By Mary Cunningham

Two days after a suicide bomber killed 22 people at an Ariana Grande concert in Machester, England, locals gathered in pubs around the city to cheer Manchester United to victory in the UEFA Europa League final in Solna, Sweden.

Ordinarily, soccer is a big deal in Manchester.

United has a fierce rivalry with Manchester City, the area’s other Premier League team. But yesterday’s 2-0 triumph over Holland’s Ajax was bigger still because it means the team qualifies for the Champions League next year and the millions in revenue that brings in. Plus, Manchester United has had a lackluster season. It needed something to celebrate.

But the win was more poignant, because though the game was played hundreds of miles away in Scandinavia, it was an opportunity for the team’s fans to get back to what they know after a harrowing 48 hours in which details about the attack and its victims emerged in grisly specificity.

“We’re upset about what happened, but we always find a way to be happy when United are playing,” said Steve Donogohue, a Manchester United fan who has been an ardent supporter of the club since 1963. “This is a cosmopolitan place, and we’re a strong group of people, and we just get on with it.”

“It’s there! @ManUtd have put a small smile back on Manchester’s face #europaleaguefinal,” roared a tweet from the @ILoveMCR Twitter account almost immediately after the final whistle was blown in Stockholm. Briton and former Manchester United midfielder David Beckham also weighed in via Instagram.

“Tonight was more important than sport … Yes a big night for Manchester United but an even bigger night for the city and for our country … At a time when we are grieving for the families that have lost loved ones we have a sport that has brought a little happiness at a difficult time.”

For the several hundred people who watched the game at the Printworks, a large pub and club in Manchester city center that was only admitting Manchester United fans — along with the odd scheming journalist with the mendacity to tell a whopper when necessary — it was a tense and emotional affair.

When Manchester took an early lead, tough-looking grown men jumped up and down and shouted joy-laced profanities at each other.
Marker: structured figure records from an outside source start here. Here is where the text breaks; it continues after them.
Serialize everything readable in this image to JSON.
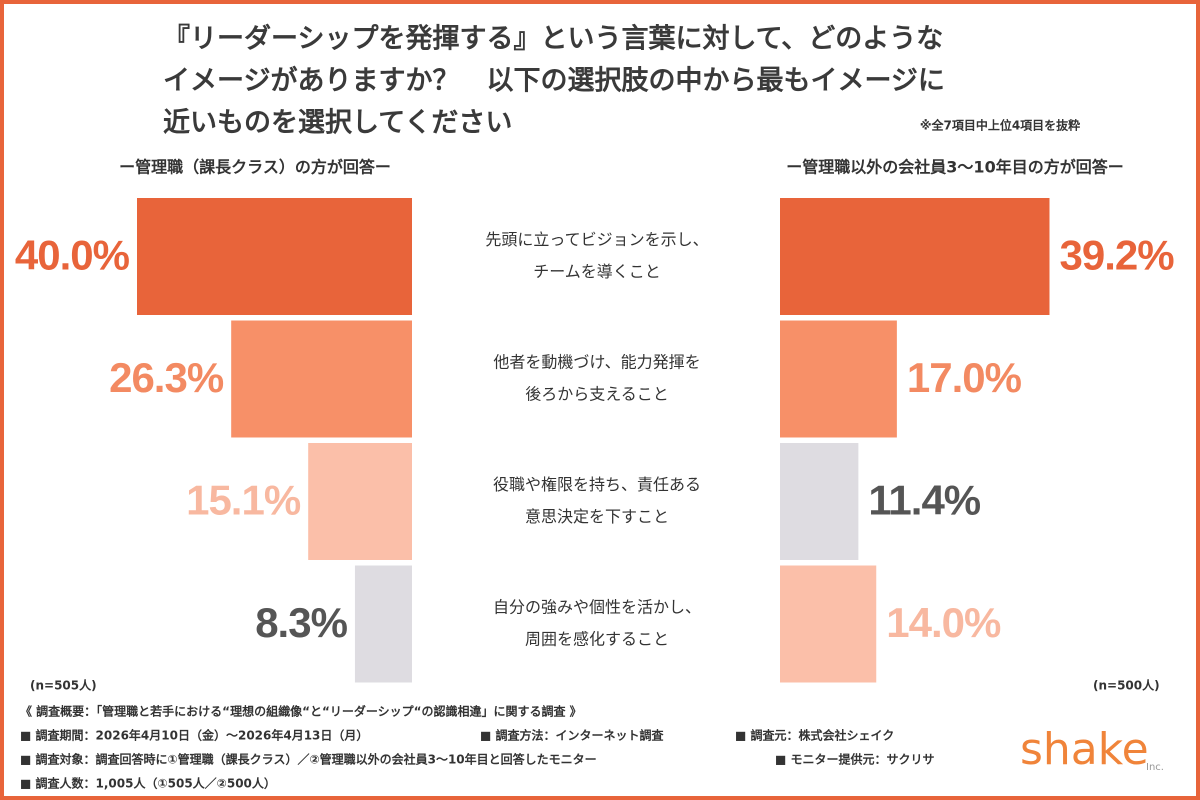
{
  "chart_data": {
    "type": "butterfly",
    "title": [
      "『リーダーシップを発揮する』という言葉に対して、どのような",
      "イメージがありますか？　以下の選択肢の中から最もイメージに",
      "近いものを選択してください"
    ],
    "note": "※全7項目中上位4項目を抜粋",
    "categories": [
      [
        "先頭に立ってビジョンを示し、",
        "チームを導くこと"
      ],
      [
        "他者を動機づけ、能力発揮を",
        "後ろから支えること"
      ],
      [
        "役職や権限を持ち、責任ある",
        "意思決定を下すこと"
      ],
      [
        "自分の強みや個性を活かし、",
        "周囲を感化すること"
      ]
    ],
    "series": [
      {
        "name": "ー管理職（課長クラス）の方が回答ー",
        "sample": "(n=505人)",
        "values": [
          40.0,
          26.3,
          15.1,
          8.3
        ],
        "value_labels": [
          "40.0%",
          "26.3%",
          "15.1%",
          "8.3%"
        ],
        "colors": [
          "#e8643a",
          "#f79068",
          "#fbbfa9",
          "#dedce1"
        ],
        "label_colors": [
          "#e8643a",
          "#f38a62",
          "#f8b8a0",
          "#555555"
        ]
      },
      {
        "name": "ー管理職以外の会社員3〜10年目の方が回答ー",
        "sample": "(n=500人)",
        "values": [
          39.2,
          17.0,
          11.4,
          14.0
        ],
        "value_labels": [
          "39.2%",
          "17.0%",
          "11.4%",
          "14.0%"
        ],
        "colors": [
          "#e8643a",
          "#f79068",
          "#dedce1",
          "#fbbfa9"
        ],
        "label_colors": [
          "#e8643a",
          "#f38a62",
          "#555555",
          "#f8b8a0"
        ]
      }
    ]
  },
  "footer": {
    "lines": [
      [
        "《 調査概要：「管理職と若手における“理想の組織像“と“リーダーシップ“の認識相違」に関する調査 》"
      ],
      [
        "■ 調査期間：2026年4月10日（金）〜2026年4月13日（月）",
        "■ 調査方法：インターネット調査",
        "■ 調査元：株式会社シェイク"
      ],
      [
        "■ 調査対象：調査回答時に①管理職（課長クラス）／②管理職以外の会社員3〜10年目と回答したモニター",
        "■ モニター提供元：サクリサ"
      ],
      [
        "■ 調査人数：1,005人（①505人／②500人）"
      ]
    ],
    "logo": "shake",
    "logo_suffix": "Inc."
  }
}
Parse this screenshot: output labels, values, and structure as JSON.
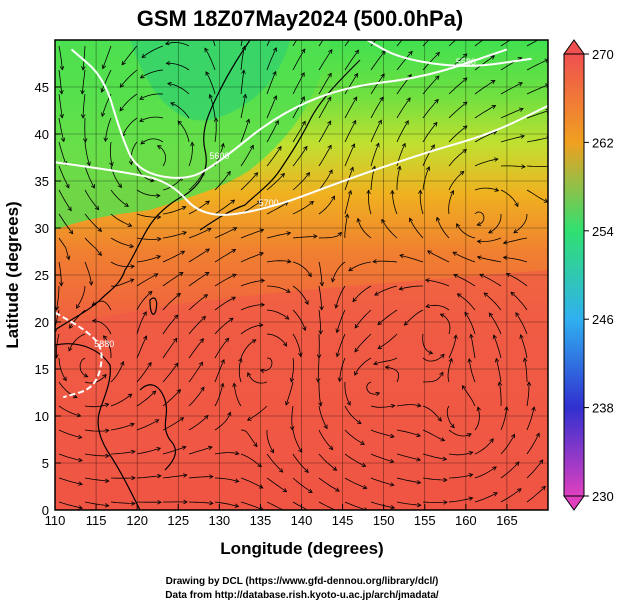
{
  "title": "GSM 18Z07May2024 (500.0hPa)",
  "xlabel": "Longitude (degrees)",
  "ylabel": "Latitude (degrees)",
  "credits": [
    "Drawing by DCL (https://www.gfd-dennou.org/library/dcl/)",
    "Data from http://database.rish.kyoto-u.ac.jp/arch/jmadata/"
  ],
  "chart_data": {
    "type": "heatmap",
    "x_range": [
      110,
      170
    ],
    "y_range": [
      0,
      50
    ],
    "x_ticks": [
      110,
      115,
      120,
      125,
      130,
      135,
      140,
      145,
      150,
      155,
      160,
      165
    ],
    "y_ticks": [
      0,
      5,
      10,
      15,
      20,
      25,
      30,
      35,
      40,
      45
    ],
    "x_tick_labels": [
      "110",
      "115",
      "120",
      "125",
      "130",
      "135",
      "140",
      "145",
      "150",
      "155",
      "160",
      "165"
    ],
    "y_tick_labels": [
      "0",
      "5",
      "10",
      "15",
      "20",
      "25",
      "30",
      "35",
      "40",
      "45"
    ],
    "colorbar": {
      "min": 230,
      "max": 270,
      "ticks": [
        230,
        238,
        246,
        254,
        262,
        270
      ],
      "tick_labels": [
        "230",
        "238",
        "246",
        "254",
        "262",
        "270"
      ],
      "colors": [
        "#e040c0",
        "#3030d0",
        "#30b0f0",
        "#30e070",
        "#f0a020",
        "#f05050"
      ]
    },
    "contours": [
      {
        "label": "5880",
        "points": [
          [
            110,
            21
          ],
          [
            114,
            19
          ],
          [
            116,
            17
          ],
          [
            115,
            13
          ],
          [
            111,
            12
          ]
        ]
      },
      {
        "label": "5700",
        "points": [
          [
            110,
            37
          ],
          [
            118,
            36
          ],
          [
            124,
            35
          ],
          [
            128,
            31
          ],
          [
            136,
            32
          ],
          [
            145,
            35
          ],
          [
            155,
            38
          ],
          [
            163,
            40
          ],
          [
            170,
            43
          ]
        ]
      },
      {
        "label": "5600",
        "points": [
          [
            112,
            49
          ],
          [
            116,
            46
          ],
          [
            118,
            40
          ],
          [
            120,
            36
          ],
          [
            126,
            35
          ],
          [
            130,
            37
          ],
          [
            137,
            42
          ],
          [
            145,
            45
          ],
          [
            155,
            46
          ],
          [
            165,
            49
          ]
        ]
      },
      {
        "label": "5580",
        "points": [
          [
            148,
            50
          ],
          [
            152,
            48
          ],
          [
            160,
            47
          ],
          [
            168,
            48
          ]
        ]
      }
    ],
    "grid": true
  }
}
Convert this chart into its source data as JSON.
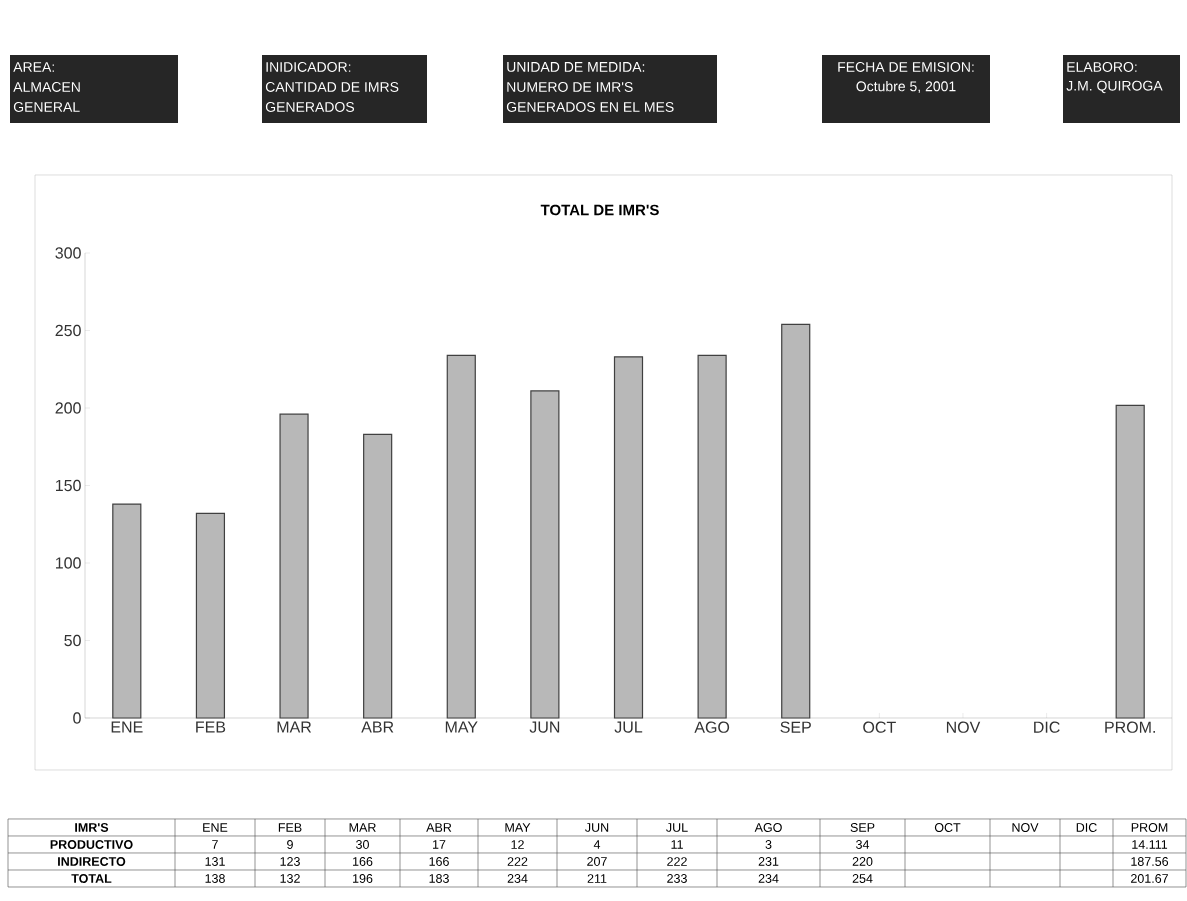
{
  "chart_data": {
    "type": "bar",
    "title": "TOTAL DE IMR'S",
    "categories": [
      "ENE",
      "FEB",
      "MAR",
      "ABR",
      "MAY",
      "JUN",
      "JUL",
      "AGO",
      "SEP",
      "OCT",
      "NOV",
      "DIC",
      "PROM."
    ],
    "values": [
      138,
      132,
      196,
      183,
      234,
      211,
      233,
      234,
      254,
      null,
      null,
      null,
      201.67
    ],
    "color": "#b8b8b8",
    "ylim": [
      0,
      300
    ],
    "yticks": [
      0,
      50,
      100,
      150,
      200,
      250,
      300
    ],
    "grid": false,
    "annotations": [
      "AREA:",
      "ALMACEN",
      "GENERAL",
      "INIDICADOR:",
      "CANTIDAD DE IMRS",
      "GENERADOS",
      "UNIDAD DE MEDIDA:",
      "NUMERO DE IMR'S",
      "GENERADOS EN EL MES",
      "FECHA DE EMISION:",
      "Octubre 5, 2001",
      "ELABORO:",
      "J.M. QUIROGA",
      "IMR'S",
      "ENE",
      "FEB",
      "MAR",
      "ABR",
      "MAY",
      "JUN",
      "JUL",
      "AGO",
      "SEP",
      "OCT",
      "NOV",
      "DIC",
      "PROM",
      "PRODUCTIVO",
      "7",
      "9",
      "30",
      "17",
      "12",
      "4",
      "11",
      "3",
      "34",
      "14.111",
      "INDIRECTO",
      "131",
      "123",
      "166",
      "166",
      "222",
      "207",
      "222",
      "231",
      "220",
      "187.56",
      "TOTAL",
      "138",
      "132",
      "196",
      "183",
      "234",
      "211",
      "233",
      "234",
      "254",
      "201.67"
    ]
  }
}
There were firm, long hugs and the beer flowed, and spilled, easily. In what seemed like unison, one phrase rang out: “Get in!” — a British phrase that expresses victory or happiness about something.

Like every Premier League club, Manchester United has a long list of songs and chants, past and present, that fans recite in good times and bad, and that are virtually inscrutable to the uninitiated. They have titles like “We are the Busby Boys” (an anti-Manchester City song) and “We’ll never die” (a reference to a plane crash in Munich in 1958 that killed 23 of the team’s players). Those were sung over and over at the Printworks.

Snippets of these songs could be heard as fans spilled out of other public houses and on to the streets after Manchester United’s win.